One of the most prevalent themes in The Essays, to which Montaigne attaches a significant amount of emphasis, concerns the nature of knowledge. Montaigne is very critical of those members of elite French society who he believes have developed a mastery over words and flattery but for whom true knowledge is only a pipe dream.

Furthermore, Montaigne was incredibly critical of those individuals—particularly the paid orators who lined the streets of medieval France and were willing to make any argument for a price—for whom falsehood became a means to intentionally adulterate pure knowledge. For example, in chapter 9 ("Of Liars"), Montaigne says:

In plain truth, lying is an accursed vice.
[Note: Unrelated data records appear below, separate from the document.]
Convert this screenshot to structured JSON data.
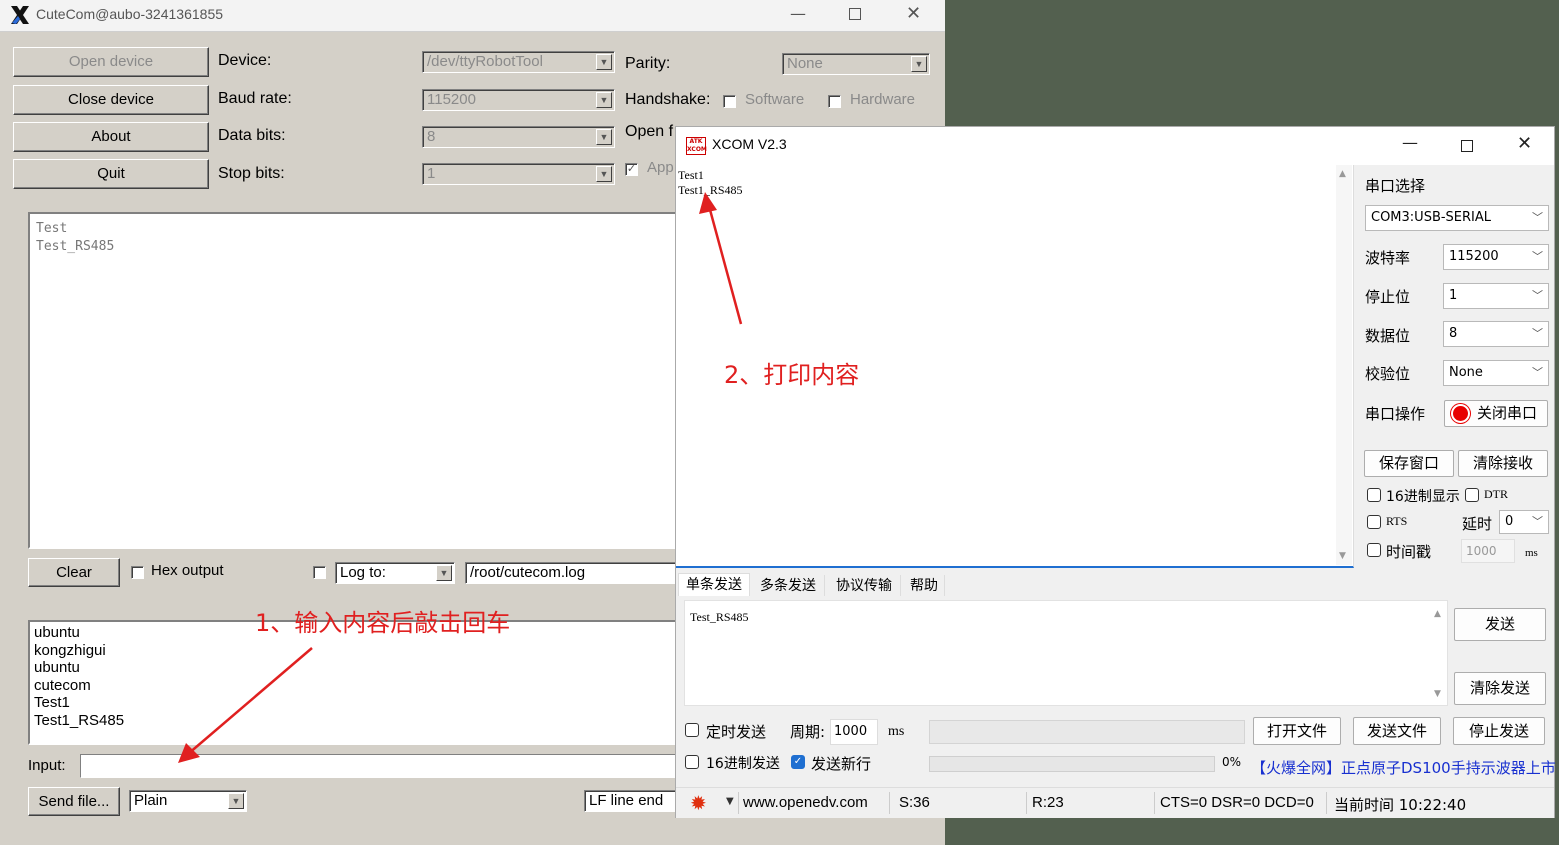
{
  "cutecom": {
    "title": "CuteCom@aubo-3241361855",
    "buttons": {
      "open_device": "Open device",
      "close_device": "Close device",
      "about": "About",
      "quit": "Quit",
      "clear": "Clear",
      "send_file": "Send file..."
    },
    "settings": {
      "device_label": "Device:",
      "device_value": "/dev/ttyRobotTool",
      "baud_label": "Baud rate:",
      "baud_value": "115200",
      "data_bits_label": "Data bits:",
      "data_bits_value": "8",
      "stop_bits_label": "Stop bits:",
      "stop_bits_value": "1",
      "parity_label": "Parity:",
      "parity_value": "None",
      "handshake_label": "Handshake:",
      "software": "Software",
      "hardware": "Hardware",
      "open_for_partial": "Open f",
      "apply_partial": "App"
    },
    "output_lines": [
      "Test",
      "Test_RS485"
    ],
    "hex_output": "Hex output",
    "log_to": "Log to:",
    "log_path": "/root/cutecom.log",
    "history": [
      "ubuntu",
      "kongzhigui",
      "ubuntu",
      "cutecom",
      "Test1",
      "Test1_RS485"
    ],
    "input_label": "Input:",
    "input_value": "",
    "send_mode": "Plain",
    "line_end": "LF line end"
  },
  "annotations": {
    "note1": "1、输入内容后敲击回车",
    "note2": "2、打印内容"
  },
  "xcom": {
    "title": "XCOM V2.3",
    "logo_text": "ATK XCOM",
    "receive_lines": [
      "Test1",
      "Test1_RS485"
    ],
    "port_select_label": "串口选择",
    "port_value": "COM3:USB-SERIAL",
    "baud_label": "波特率",
    "baud_value": "115200",
    "stop_label": "停止位",
    "stop_value": "1",
    "data_label": "数据位",
    "data_value": "8",
    "parity_label": "校验位",
    "parity_value": "None",
    "port_op_label": "串口操作",
    "close_port": "关闭串口",
    "save_window": "保存窗口",
    "clear_receive": "清除接收",
    "hex_display": "16进制显示",
    "dtr": "DTR",
    "rts": "RTS",
    "delay_label": "延时",
    "delay_value": "0",
    "timestamp": "时间戳",
    "timestamp_value": "1000",
    "ms": "ms",
    "tabs": [
      "单条发送",
      "多条发送",
      "协议传输",
      "帮助"
    ],
    "send_text": "Test_RS485",
    "send_btn": "发送",
    "clear_send": "清除发送",
    "timed_send": "定时发送",
    "period_label": "周期:",
    "period_value": "1000",
    "period_ms": "ms",
    "open_file": "打开文件",
    "send_file": "发送文件",
    "stop_send": "停止发送",
    "hex_send": "16进制发送",
    "send_newline": "发送新行",
    "progress_pct": "0%",
    "ad_text": "【火爆全网】正点原子DS100手持示波器上市",
    "status": {
      "website": "www.openedv.com",
      "sent": "S:36",
      "received": "R:23",
      "lines": "CTS=0 DSR=0 DCD=0",
      "time": "当前时间 10:22:40"
    }
  }
}
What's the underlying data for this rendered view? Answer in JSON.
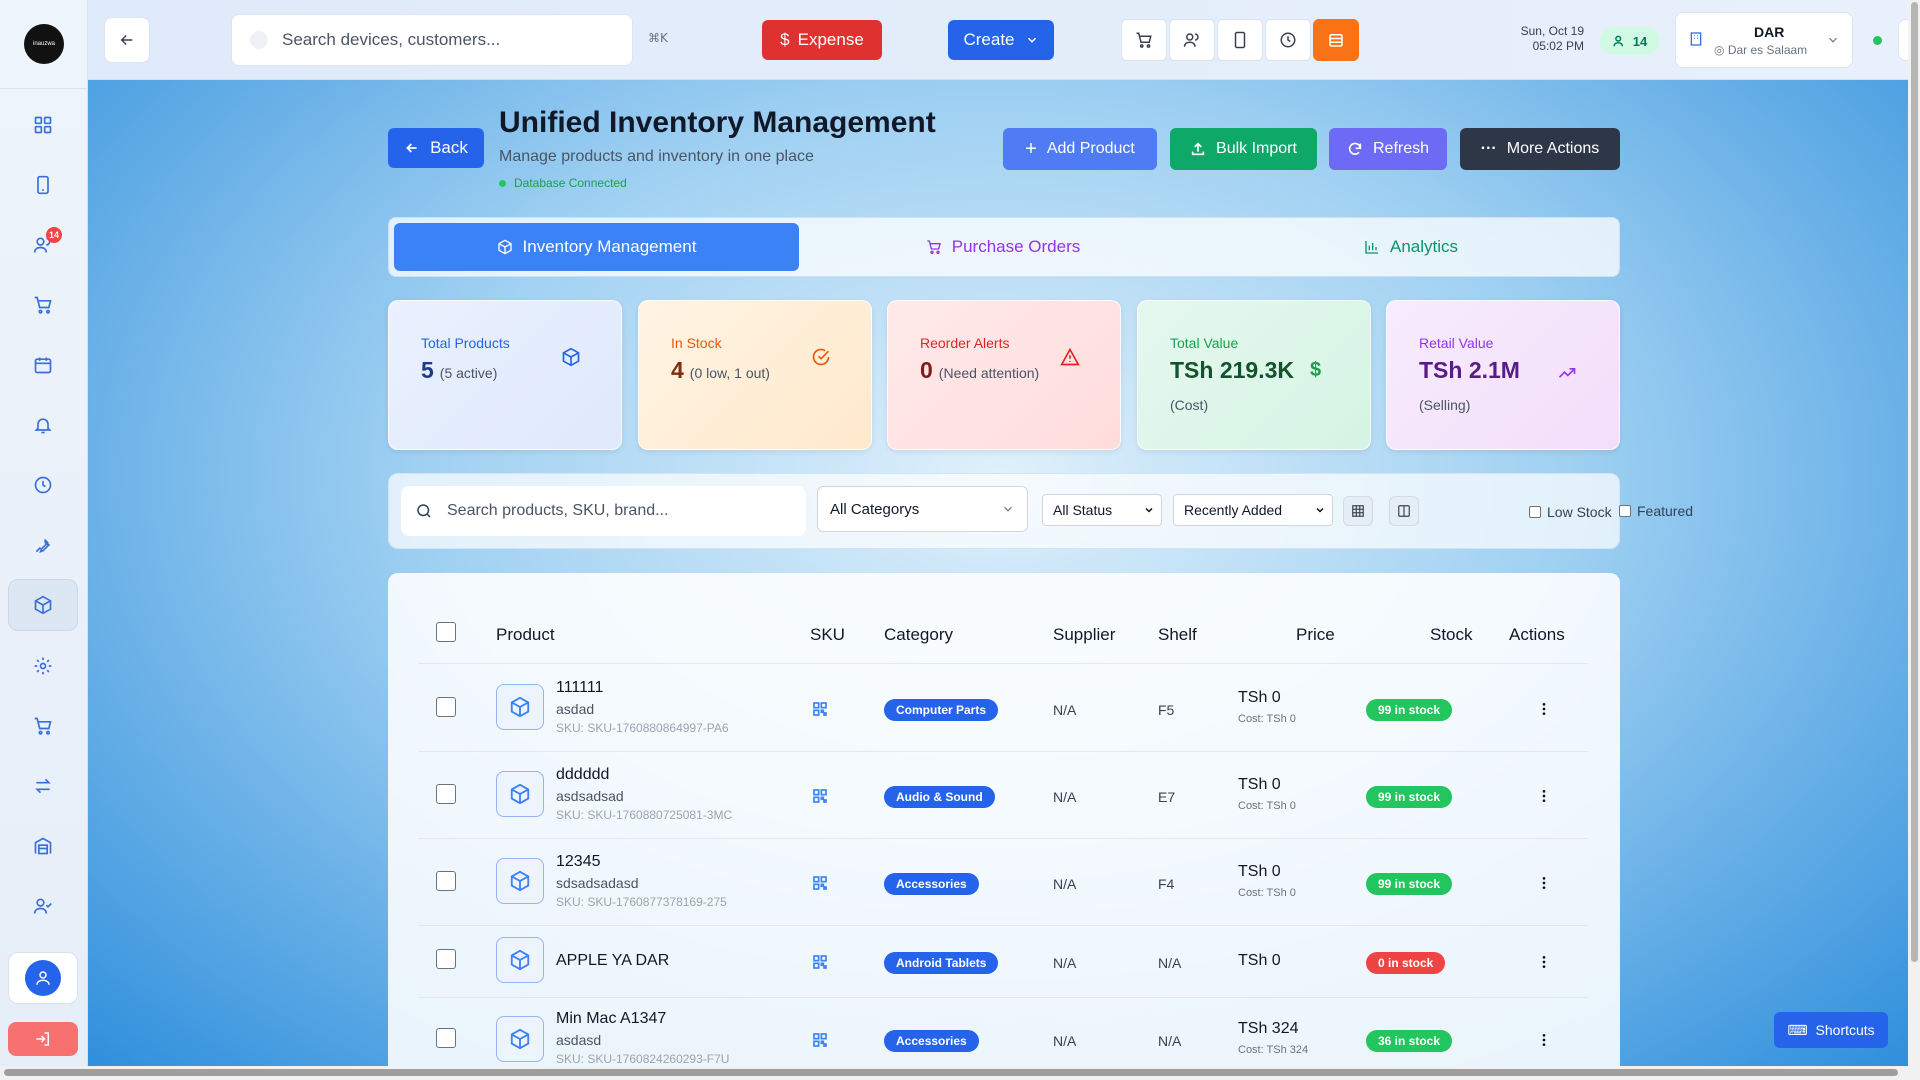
{
  "brand": {
    "logo_text": "inauzwa"
  },
  "sidebar": {
    "notification_badge": "14"
  },
  "topbar": {
    "search_placeholder": "Search devices, customers...",
    "shortcut_hint": "⌘K",
    "expense_label": "Expense",
    "create_label": "Create",
    "date": "Sun, Oct 19",
    "time": "05:02 PM",
    "online_users": "14",
    "branch_code": "DAR",
    "branch_location": "Dar es Salaam",
    "avatar_initial": "U"
  },
  "page": {
    "back_label": "Back",
    "title": "Unified Inventory Management",
    "subtitle": "Manage products and inventory in one place",
    "db_status": "Database Connected",
    "actions": {
      "add_product": "Add Product",
      "bulk_import": "Bulk Import",
      "refresh": "Refresh",
      "more": "More Actions"
    },
    "tabs": {
      "inventory": "Inventory Management",
      "purchase_orders": "Purchase Orders",
      "analytics": "Analytics"
    }
  },
  "stats": {
    "total_products": {
      "label": "Total Products",
      "value": "5",
      "note": "(5 active)"
    },
    "in_stock": {
      "label": "In Stock",
      "value": "4",
      "note": "(0 low, 1 out)"
    },
    "reorder": {
      "label": "Reorder Alerts",
      "value": "0",
      "note": "(Need attention)"
    },
    "total_value": {
      "label": "Total Value",
      "value": "TSh 219.3K",
      "note": "(Cost)"
    },
    "retail_value": {
      "label": "Retail Value",
      "value": "TSh 2.1M",
      "note": "(Selling)"
    }
  },
  "filters": {
    "search_placeholder": "Search products, SKU, brand...",
    "category": "All Categorys",
    "status": "All Status",
    "sort": "Recently Added",
    "low_stock": "Low Stock",
    "featured": "Featured"
  },
  "table": {
    "headers": {
      "product": "Product",
      "sku": "SKU",
      "category": "Category",
      "supplier": "Supplier",
      "shelf": "Shelf",
      "price": "Price",
      "stock": "Stock",
      "actions": "Actions"
    },
    "rows": [
      {
        "name": "111111",
        "desc": "asdad",
        "sku": "SKU: SKU-1760880864997-PA6",
        "category": "Computer Parts",
        "supplier": "N/A",
        "shelf": "F5",
        "price": "TSh 0",
        "cost": "Cost: TSh 0",
        "stock": "99 in stock"
      },
      {
        "name": "dddddd",
        "desc": "asdsadsad",
        "sku": "SKU: SKU-1760880725081-3MC",
        "category": "Audio & Sound",
        "supplier": "N/A",
        "shelf": "E7",
        "price": "TSh 0",
        "cost": "Cost: TSh 0",
        "stock": "99 in stock"
      },
      {
        "name": "12345",
        "desc": "sdsadsadasd",
        "sku": "SKU: SKU-1760877378169-275",
        "category": "Accessories",
        "supplier": "N/A",
        "shelf": "F4",
        "price": "TSh 0",
        "cost": "Cost: TSh 0",
        "stock": "99 in stock"
      },
      {
        "name": "APPLE YA DAR",
        "desc": "",
        "sku": "",
        "category": "Android Tablets",
        "supplier": "N/A",
        "shelf": "N/A",
        "price": "TSh 0",
        "cost": "",
        "stock": "0 in stock"
      },
      {
        "name": "Min Mac A1347",
        "desc": "asdasd",
        "sku": "SKU: SKU-1760824260293-F7U",
        "category": "Accessories",
        "supplier": "N/A",
        "shelf": "N/A",
        "price": "TSh 324",
        "cost": "Cost: TSh 324",
        "stock": "36 in stock"
      }
    ]
  },
  "shortcuts_label": "Shortcuts"
}
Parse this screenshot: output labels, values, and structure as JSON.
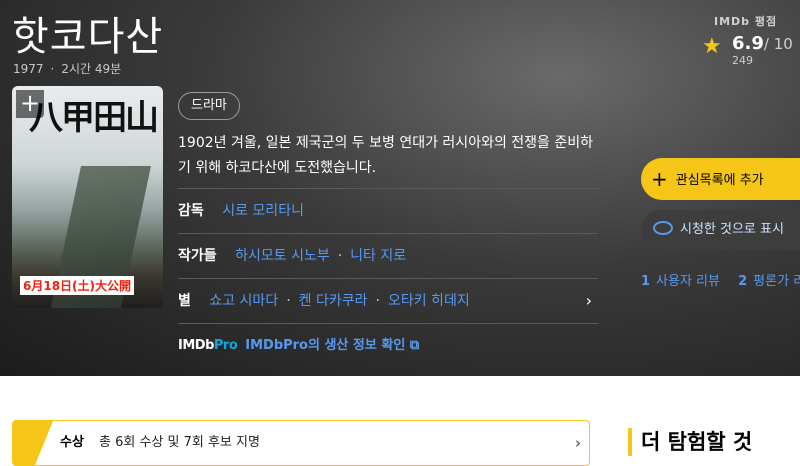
{
  "title": "핫코다산",
  "meta": {
    "year": "1977",
    "runtime": "2시간 49분"
  },
  "rating": {
    "label": "IMDb 평점",
    "score": "6.9",
    "out_of": "/ 10",
    "votes": "249"
  },
  "poster": {
    "title": "八甲田山",
    "date": "6月18日(土)大公開"
  },
  "genre": "드라마",
  "plot": "1902년 겨울, 일본 제국군의 두 보병 연대가 러시아와의 전쟁을 준비하기 위해 하코다산에 도전했습니다.",
  "director": {
    "label": "감독",
    "names": [
      "시로 모리타니"
    ]
  },
  "writers": {
    "label": "작가들",
    "names": [
      "하시모토 시노부",
      "니타 지로"
    ]
  },
  "stars": {
    "label": "별",
    "names": [
      "쇼고 시마다",
      "켄 다카쿠라",
      "오타키 히데지"
    ]
  },
  "pro": {
    "logo_a": "IMDb",
    "logo_b": "Pro",
    "text": "IMDbPro의 생산 정보 확인 ⧉"
  },
  "actions": {
    "watchlist": "관심목록에 추가",
    "seen": "시청한 것으로 표시"
  },
  "reviews": {
    "user_count": "1",
    "user_label": "사용자 리뷰",
    "critic_count": "2",
    "critic_label": "평론가 리뷰"
  },
  "awards": {
    "label": "수상",
    "text": "총 6회 수상 및 7회 후보 지명"
  },
  "explore": "더 탐험할 것",
  "colors": {
    "accent": "#f5c518",
    "link": "#5799ef",
    "hero_bg": "#2b2b2b"
  }
}
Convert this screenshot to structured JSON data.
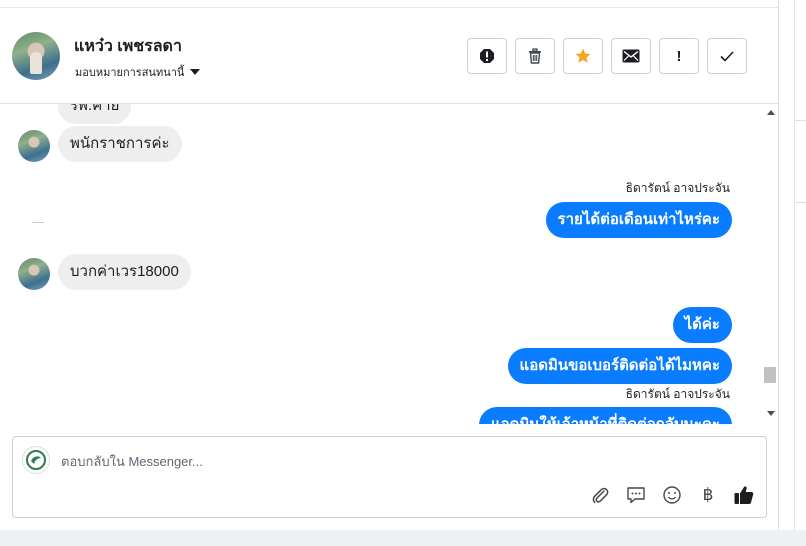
{
  "header": {
    "contact_name": "แหว๋ว เพชรลดา",
    "assign_label": "มอบหมายการสนทนานี้",
    "actions": [
      {
        "name": "spam-button",
        "icon": "alert-circle-icon"
      },
      {
        "name": "delete-button",
        "icon": "trash-icon"
      },
      {
        "name": "star-button",
        "icon": "star-icon",
        "color": "#f5a623"
      },
      {
        "name": "mark-unread-button",
        "icon": "envelope-icon"
      },
      {
        "name": "follow-up-button",
        "glyph": "!"
      },
      {
        "name": "mark-done-button",
        "icon": "check-icon"
      }
    ]
  },
  "thread": {
    "messages": [
      {
        "direction": "in",
        "text": "รพ.ค่าย",
        "partial": true
      },
      {
        "direction": "in",
        "text": "พนักราชการค่ะ"
      },
      {
        "direction": "out",
        "sender": "ธิดารัตน์ อาจประจัน",
        "text": "รายได้ต่อเดือนเท่าไหร่คะ"
      },
      {
        "direction": "in",
        "text": "บวกค่าเวร18000"
      },
      {
        "direction": "out",
        "text": "ได้ค่ะ"
      },
      {
        "direction": "out",
        "text": "แอดมินขอเบอร์ติดต่อได้ไมหคะ"
      },
      {
        "direction": "out",
        "sender": "ธิดารัตน์ อาจประจัน",
        "text": "แอดมินให้เจ้าหน้าที่ติดต่อกลับนะคะ",
        "partial": true
      }
    ]
  },
  "composer": {
    "placeholder": "ตอบกลับใน Messenger...",
    "value": "",
    "tools": [
      "attach-icon",
      "saved-replies-icon",
      "emoji-icon",
      "baht-icon",
      "thumbs-up-icon"
    ],
    "baht_glyph": "฿"
  },
  "colors": {
    "outgoing_bubble": "#0a7cff",
    "incoming_bubble": "#eeeeee",
    "star": "#f5a623"
  }
}
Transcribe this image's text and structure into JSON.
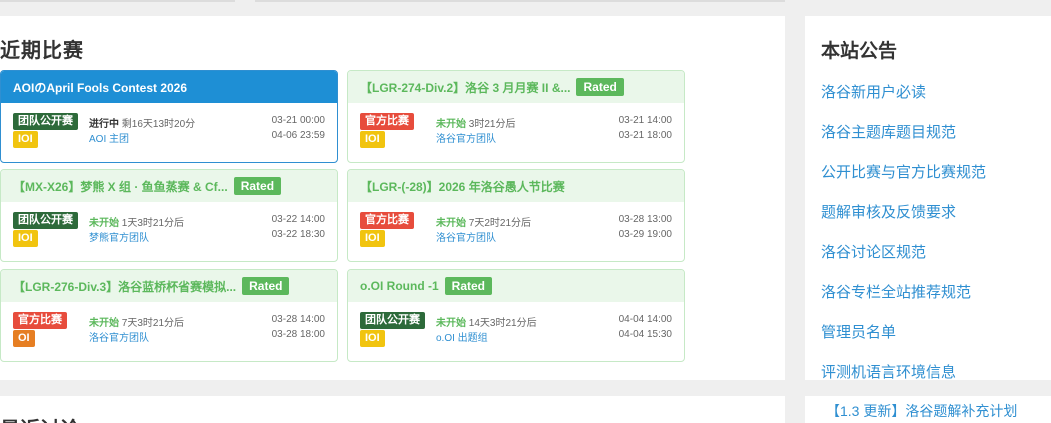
{
  "main": {
    "section_title": "近期比赛",
    "next_section_title": "最近讨论",
    "contests": [
      {
        "title": "AOIのApril Fools Contest 2026",
        "rated": "",
        "type_tag": "团队公开赛",
        "rule_tag": "IOI",
        "status": "进行中",
        "remaining": "剩16天13时20分",
        "host": "AOI 主团",
        "start": "03-21 00:00",
        "end": "04-06 23:59",
        "active": true
      },
      {
        "title": "【LGR-274-Div.2】洛谷 3 月月赛 II &...",
        "rated": "Rated",
        "type_tag": "官方比赛",
        "rule_tag": "IOI",
        "status": "未开始",
        "remaining": "3时21分后",
        "host": "洛谷官方团队",
        "start": "03-21 14:00",
        "end": "03-21 18:00",
        "active": false
      },
      {
        "title": "【MX-X26】梦熊 X 组 · 鱼鱼蒸赛 & Cf...",
        "rated": "Rated",
        "type_tag": "团队公开赛",
        "rule_tag": "IOI",
        "status": "未开始",
        "remaining": "1天3时21分后",
        "host": "梦熊官方团队",
        "start": "03-22 14:00",
        "end": "03-22 18:30",
        "active": false
      },
      {
        "title": "【LGR-(-28)】2026 年洛谷愚人节比赛",
        "rated": "",
        "type_tag": "官方比赛",
        "rule_tag": "IOI",
        "status": "未开始",
        "remaining": "7天2时21分后",
        "host": "洛谷官方团队",
        "start": "03-28 13:00",
        "end": "03-29 19:00",
        "active": false
      },
      {
        "title": "【LGR-276-Div.3】洛谷蓝桥杯省赛模拟...",
        "rated": "Rated",
        "type_tag": "官方比赛",
        "rule_tag": "OI",
        "status": "未开始",
        "remaining": "7天3时21分后",
        "host": "洛谷官方团队",
        "start": "03-28 14:00",
        "end": "03-28 18:00",
        "active": false
      },
      {
        "title": "o.OI Round -1",
        "rated": "Rated",
        "type_tag": "团队公开赛",
        "rule_tag": "IOI",
        "status": "未开始",
        "remaining": "14天3时21分后",
        "host": "o.OI 出题组",
        "start": "04-04 14:00",
        "end": "04-04 15:30",
        "active": false
      }
    ]
  },
  "sidebar": {
    "title": "本站公告",
    "notices": [
      "洛谷新用户必读",
      "洛谷主题库题目规范",
      "公开比赛与官方比赛规范",
      "题解审核及反馈要求",
      "洛谷讨论区规范",
      "洛谷专栏全站推荐规范",
      "管理员名单",
      "评测机语言环境信息",
      "【1.3 更新】洛谷题解补充计划"
    ]
  },
  "colors": {
    "accent": "#2f8fd1",
    "rated": "#5cb85c",
    "official": "#e74c3c",
    "team": "#2d6a3a",
    "ioi": "#f1c40f",
    "oi": "#e67e22"
  }
}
We are not men, nor have other tie upon one another, but by our word.

Because the process of lying involved taking into one's consciousness a proposition that one knew beforehand to be untrue, Montaigne argued that lies themselves were incredibly vain, without firm commitment, and easy to forget.

Therefore, he considered lying to be a perverse action not only because it entailed the deliberate corruption of knowledge but also because the process of lying itself produced a heightened state of ignorance in a liar.

Virtue and Vice

Virtue and vice, in a vague and loosely-defined sense, are two other themes that come up in Montaignes work. France was a complex and multifarious society in the medieval period, and a person could take up any of an enormous number of occupations in the city that simply did not exist a century earlier. The very diversity that Renaissance life afforded the individual permitted them to engage in lifestyles that Montaigne considered to be either virtuous or lascivious.

"Vices," he argued, were all alike, because they were simply immoral states of being or lifestyles. However, he argued that not all vices were equal. In chapter 2 of the second book of The...

(The entire section contains 624 words.)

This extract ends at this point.